Home Info Sawit Sepuluh Tahun ISPO, Sertifikasi Perlu Dipacu

Sepuluh Tahun ISPO, Sertifikasi Perlu Dipacu

Jakarta, Gatra.com- Indonesian Sustainable Palm Oil System (ISPO) adalah suatu kebijakan yang diambil Pemerintah Indonesia lewat Kementerian Pertanian untuk meningkatkan daya saing minyak sawit Indonesia di pasar dunia dan ikut berpartisipasi dalam rangka memenuhi komitmen Presiden Republik Indonesia untuk mengurangi gas rumah kaca serta memberi perhatian terhadap masalah lingkungan.

ISPO dibentuk pada tahun 2009 oleh pemerintah Indonesia untuk memastikan bahwa semua pihak pengusaha kelapa sawit memenuhi standar pertanian yang diizinkan. ISPO merupakan standar nasional minyak sawit pertama bagi suatu negara, dan negara lain kini mencoba mempertimbangkan untuk mengimplementasikan standar serupa di antara produsen minyak sawit.

Setelah sepuluh tahun, lahan sawit yang mendapatkan sertifikasi melalui Indonesia Sustainable Palm Oil (ISPO) hingga Juni 2021 baru 5,8 juta hektare. Adapun jumlah sertifikat yang diterbitkan sebanyak 760 yang terdiri dari 746 perusahaan, 10 koperasi swadaya, dan 4 Koperasi Unit Desa (KUD) plasma.

“Kita lihat pencapaiannya semakin maju dan baik, bahkan sebanyak 139 sertifikat diterbitkan selama pandemi,” kata Ketua Forum Pengembangan Perkebunan Strategis Berkelanjutan (FP2SB) Achmad Manggabarani dalam webinar memperingati 10 tahun ISPO, Rabu (22/9).

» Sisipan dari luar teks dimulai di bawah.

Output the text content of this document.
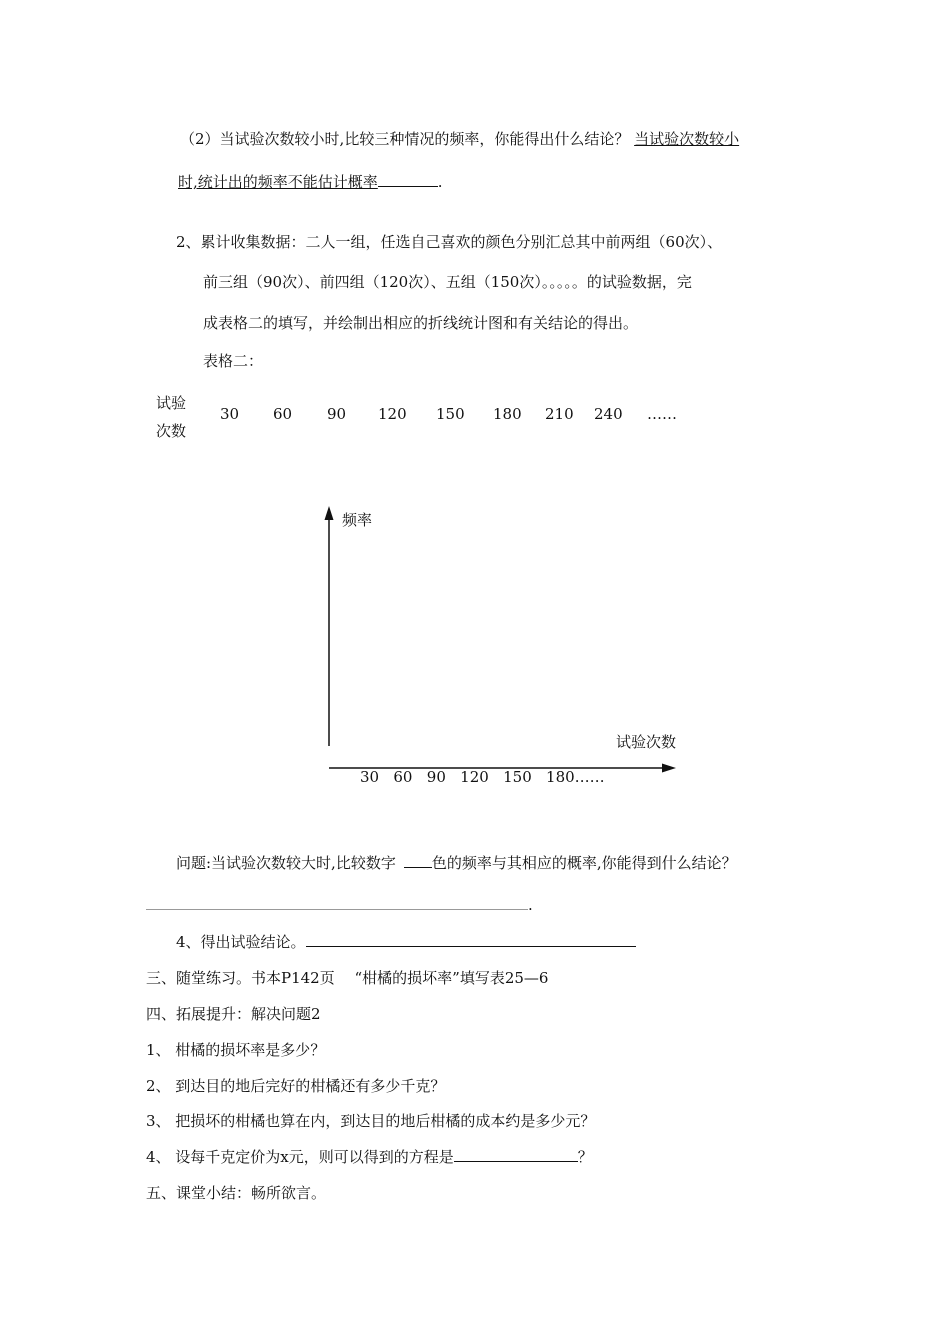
（2）当试验次数较小时,比较三种情况的频率，你能得出什么结论？ 当试验次数较小
时,统计出的频率不能估计概率	.
2、累计收集数据：二人一组，任选自己喜欢的颜色分别汇总其中前两组（60次）、
前三组（90次）、前四组（120次）、五组（150次）。。。。。的试验数据，完
成表格二的填写，并绘制出相应的折线统计图和有关结论的得出。
表格二：
试验
次数
30 60 90 120 150 180 210 240 ……
频率
试验次数
30   60   90   120   150   180……
问题:当试验次数较大时,比较数字 色的频率与其相应的概率,你能得到什么结论？
.
4、得出试验结论。
三、随堂练习。书本P142页　 “柑橘的损坏率”填写表25—6
四、拓展提升：解决问题2
1、 柑橘的损坏率是多少？
2、 到达目的地后完好的柑橘还有多少千克？
3、 把损坏的柑橘也算在内，到达目的地后柑橘的成本约是多少元？
4、 设每千克定价为x元，则可以得到的方程是	？
五、课堂小结：畅所欲言。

Berdasarkan data Badan Pengelola Dana Perkebunan Kelapa Sawit (BPDPKS), luasan lahan yang ditargetkan untuk mendapatkan sertifikasi ISPO adalah sebesar 16,38 juta hektar. Artinya, hingga Juni, jumlah lahan yang disertiikasi baru 35,4% dari target.

Sementara itu, jumlah perusahaan perkebunan kelapa sawit nasional yang ditargetkan mendapatkan sertifikasi adalah sebanyak 2.056. Terbitnya sertifikasi ISPO dibagi tiga periode. Pertama, periode 2011-2015 berdasarkan Peraturan Menteri Pertanian (Permentan) No.19 Tahun 2011 dengan jumlah sertifikat ISPO untuk 127 perusahaan.

Kemudian, periode 2016-2019 berdasarkan Permentan No.11 Tahun 2015 sebanyak 494 sertifikat. Serta periode 2016-2019 berdasarkan Permentan No. 38 Tahun 2020 sebanyak 139 sertifikat.

Achmad Manggabarani berharap adanya percepatan implementasi sertifikasi ISPO bagi para pekebun dengan meningkatkan pemahaman dan komitmen pelaku usaha perkebunan, menyegerakan terbentuknya sekretariat komite ISPO, penyediaan dana untuk kegiatan penetapan kelas kebun bagi perusahaan dan Surat Tanda Daftar Usaha Perkebunan untuk Budidaya (STD-B) bagi perkebunan rakyat, serta penyediaan tenaga pendamping pekebun.

"Pembentukan sekretariat komite ISPO sebagai pelaksana harian ini sangat dibutuhkan, kalau bisa disegerakan dalam waktu sesingkat-singkatnya. Ini harus menjadi prioritas kalau kita ingin mewujudkan percepatan sertifikasi ISPO,” kata dia.

Sementara itu, ketua umum Gabungan Pengusaha Kelapa Sawit Indonesia (Gapki) Joko Supriyono mengatakan bahwa Gapki sebelumnya menargetkan seluruh anggotanya sudah tersertifikasi ISPO pada akhir 2020, namun terhambat karena adanya pandemi, dan adanya transisi sistem sertifikasi ISPO.

Joko menyebut, saat ini sudah 496 anggota Gapki yang menerima sertifikasi ISPO dan akan didorong upaya percepatan sertifikasi para anggota Gapki untuk mewujudkan target 100% anggota tersertifikasi ISPO.

Upaya yang dilakukan pun beragam, seperti melakukan pelatihan dan sosialisasi mengenai ISPO kepada anggota, bahkan Gapki membentuk satu komite khusus yang membidangi implementasi ISPO. “Kita tidak ada target lain selain seluruh anggota harus 100% tersertifikasi ISPO. Kita sudah lakukan apa yang bisa kita lakukan, ini tinggal masalah waktu saja,” katanya.